Phosphatidylinositol 3-phosphate-interacting domains in PIKfyve. Binding specificity and role in PIKfyve. Endomenbrane localization.

PIKfyve is a phosphatidylinositol (PtdIns) 3-phosphate (P)-metabolizing enzyme, which, in addition to a C-terminally positioned catalytic domain, harbors several evolutionarily conserved domains, including a FYVE finger. The FYVE finger domains are thought to direct the protein localization to intracellular membrane PtdIns 3-P. Recent studies with several FYVE domain proteins challenge this general concept. Here we have examined the binding of PIKfyve's FYVE domain to PtdIns 3-P in vitro and in vivo and a plausible contribution of this binding mechanism for the intracellular localization of the full-length protein. We document now a specific and high affinity interaction of a recombinantly produced PIKfyve FYVE domain peptide fragment with PtdIns 3-P-containing liposomes that requires the presence of the conservative core of basic residues within the FYVE domain. PIKfyve localization to membranes of the late endocytic pathway was found to be absolutely dependent on the presence of an intact FYVE finger.
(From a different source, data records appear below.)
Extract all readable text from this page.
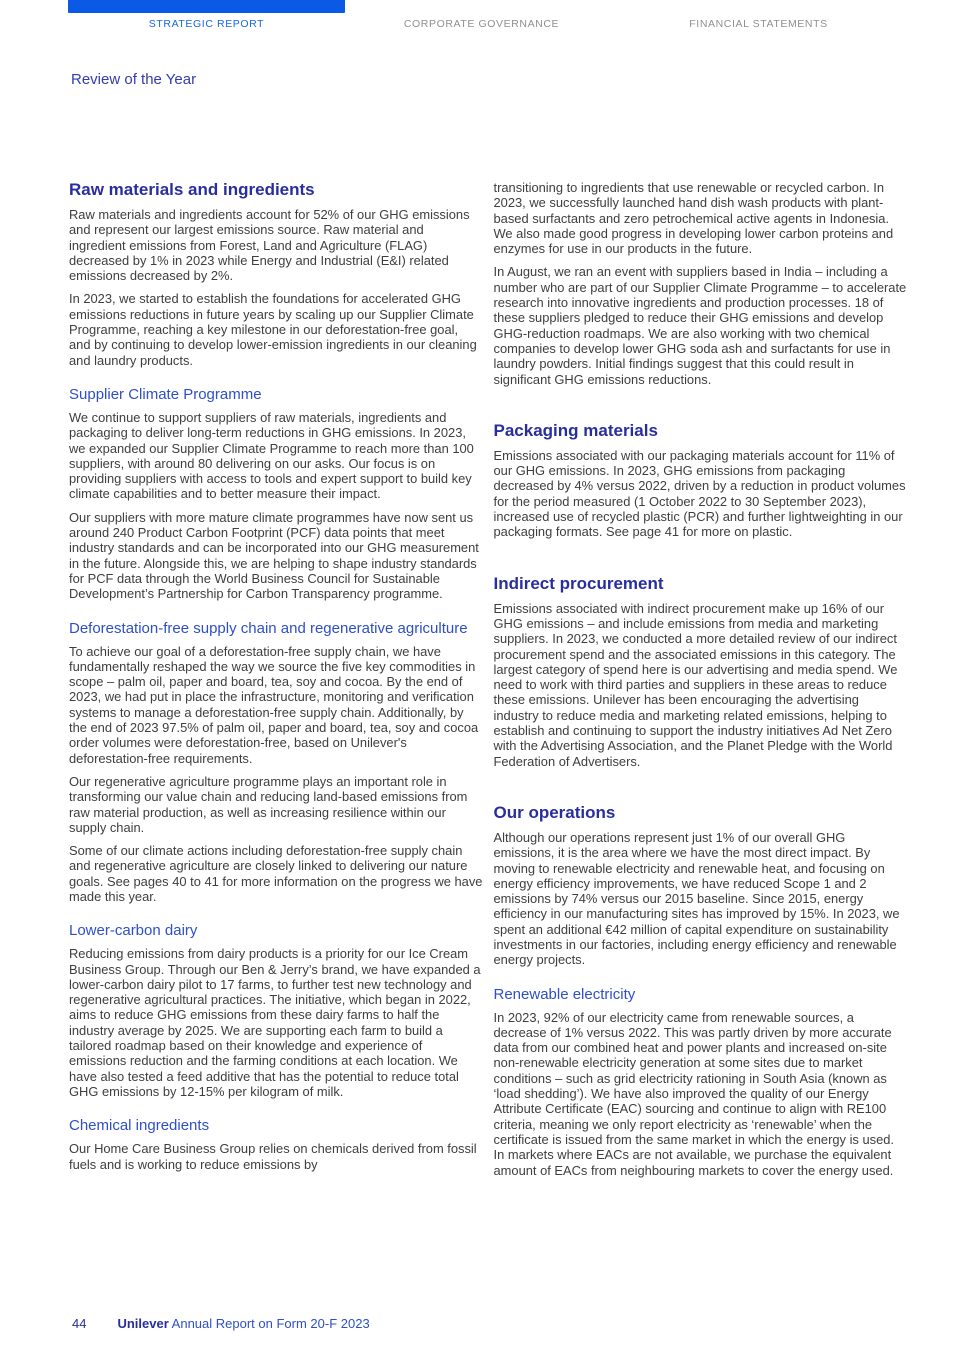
STRATEGIC REPORT	CORPORATE GOVERNANCE	FINANCIAL STATEMENTS
Review of the Year
Raw materials and ingredients

Raw materials and ingredients account for 52% of our GHG emissions and represent our largest emissions source. Raw material and ingredient emissions from Forest, Land and Agriculture (FLAG) decreased by 1% in 2023 while Energy and Industrial (E&I) related emissions decreased by 2%.

In 2023, we started to establish the foundations for accelerated GHG emissions reductions in future years by scaling up our Supplier Climate Programme, reaching a key milestone in our deforestation-free goal, and by continuing to develop lower-emission ingredients in our cleaning and laundry products.

Supplier Climate Programme

We continue to support suppliers of raw materials, ingredients and packaging to deliver long-term reductions in GHG emissions. In 2023, we expanded our Supplier Climate Programme to reach more than 100 suppliers, with around 80 delivering on our asks. Our focus is on providing suppliers with access to tools and expert support to build key climate capabilities and to better measure their impact.

Our suppliers with more mature climate programmes have now sent us around 240 Product Carbon Footprint (PCF) data points that meet industry standards and can be incorporated into our GHG measurement in the future. Alongside this, we are helping to shape industry standards for PCF data through the World Business Council for Sustainable Development’s Partnership for Carbon Transparency programme.

Deforestation-free supply chain and regenerative agriculture

To achieve our goal of a deforestation-free supply chain, we have fundamentally reshaped the way we source the five key commodities in scope – palm oil, paper and board, tea, soy and cocoa. By the end of 2023, we had put in place the infrastructure, monitoring and verification systems to manage a deforestation-free supply chain. Additionally, by the end of 2023 97.5% of palm oil, paper and board, tea, soy and cocoa order volumes were deforestation-free, based on Unilever's deforestation-free requirements.

Our regenerative agriculture programme plays an important role in transforming our value chain and reducing land-based emissions from raw material production, as well as increasing resilience within our supply chain.

Some of our climate actions including deforestation-free supply chain and regenerative agriculture are closely linked to delivering our nature goals. See pages 40 to 41 for more information on the progress we have made this year.

Lower-carbon dairy

Reducing emissions from dairy products is a priority for our Ice Cream Business Group. Through our Ben & Jerry’s brand, we have expanded a lower-carbon dairy pilot to 17 farms, to further test new technology and regenerative agricultural practices. The initiative, which began in 2022, aims to reduce GHG emissions from these dairy farms to half the industry average by 2025. We are supporting each farm to build a tailored roadmap based on their knowledge and experience of emissions reduction and the farming conditions at each location. We have also tested a feed additive that has the potential to reduce total GHG emissions by 12-15% per kilogram of milk.

Chemical ingredients

Our Home Care Business Group relies on chemicals derived from fossil fuels and is working to reduce emissions by

transitioning to ingredients that use renewable or recycled carbon. In 2023, we successfully launched hand dish wash products with plant-based surfactants and zero petrochemical active agents in Indonesia. We also made good progress in developing lower carbon proteins and enzymes for use in our products in the future.

In August, we ran an event with suppliers based in India – including a number who are part of our Supplier Climate Programme – to accelerate research into innovative ingredients and production processes. 18 of these suppliers pledged to reduce their GHG emissions and develop GHG-reduction roadmaps. We are also working with two chemical companies to develop lower GHG soda ash and surfactants for use in laundry powders. Initial findings suggest that this could result in significant GHG emissions reductions.

Packaging materials

Emissions associated with our packaging materials account for 11% of our GHG emissions. In 2023, GHG emissions from packaging decreased by 4% versus 2022, driven by a reduction in product volumes for the period measured (1 October 2022 to 30 September 2023), increased use of recycled plastic (PCR) and further lightweighting in our packaging formats. See page 41 for more on plastic.

Indirect procurement

Emissions associated with indirect procurement make up 16% of our GHG emissions – and include emissions from media and marketing suppliers. In 2023, we conducted a more detailed review of our indirect procurement spend and the associated emissions in this category. The largest category of spend here is our advertising and media spend. We need to work with third parties and suppliers in these areas to reduce these emissions. Unilever has been encouraging the advertising industry to reduce media and marketing related emissions, helping to establish and continuing to support the industry initiatives Ad Net Zero with the Advertising Association, and the Planet Pledge with the World Federation of Advertisers.

Our operations

Although our operations represent just 1% of our overall GHG emissions, it is the area where we have the most direct impact. By moving to renewable electricity and renewable heat, and focusing on energy efficiency improvements, we have reduced Scope 1 and 2 emissions by 74% versus our 2015 baseline. Since 2015, energy efficiency in our manufacturing sites has improved by 15%. In 2023, we spent an additional €42 million of capital expenditure on sustainability investments in our factories, including energy efficiency and renewable energy projects.

Renewable electricity

In 2023, 92% of our electricity came from renewable sources, a decrease of 1% versus 2022. This was partly driven by more accurate data from our combined heat and power plants and increased on-site non-renewable electricity generation at some sites due to market conditions – such as grid electricity rationing in South Asia (known as ‘load shedding’). We have also improved the quality of our Energy Attribute Certificate (EAC) sourcing and continue to align with RE100 criteria, meaning we only report electricity as ‘renewable’ when the certificate is issued from the same market in which the energy is used. In markets where EACs are not available, we purchase the equivalent amount of EACs from neighbouring markets to cover the energy used.

44 Unilever Annual Report on Form 20-F 2023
Cell treatment with PI 3-kinase inhibitor wortmannin dissociated endosome-bound PIKfyve, indicating that the protein targeted the membrane PtdIns 3-P. An enzymatically inactive peptide fragment of the PIKfyve catalytic domain was found to also specifically bind to PtdIns 3-P-containing liposomes, with residue Lys-1999 being critical in the interaction. This binding, however, was of relatively low affinity and, in the cellular context, was found ineffective in directing the molecule to PtdIns 3-P-enriched endosomes. Collectively, these results demonstrate that interaction of the FYVE domain with PtdIns 3-P is absolutely necessary for PIKfyve targeting to the membranes of the late endocytic pathway and determine PIKfyve as a downstream effector of PtdIns 3-P.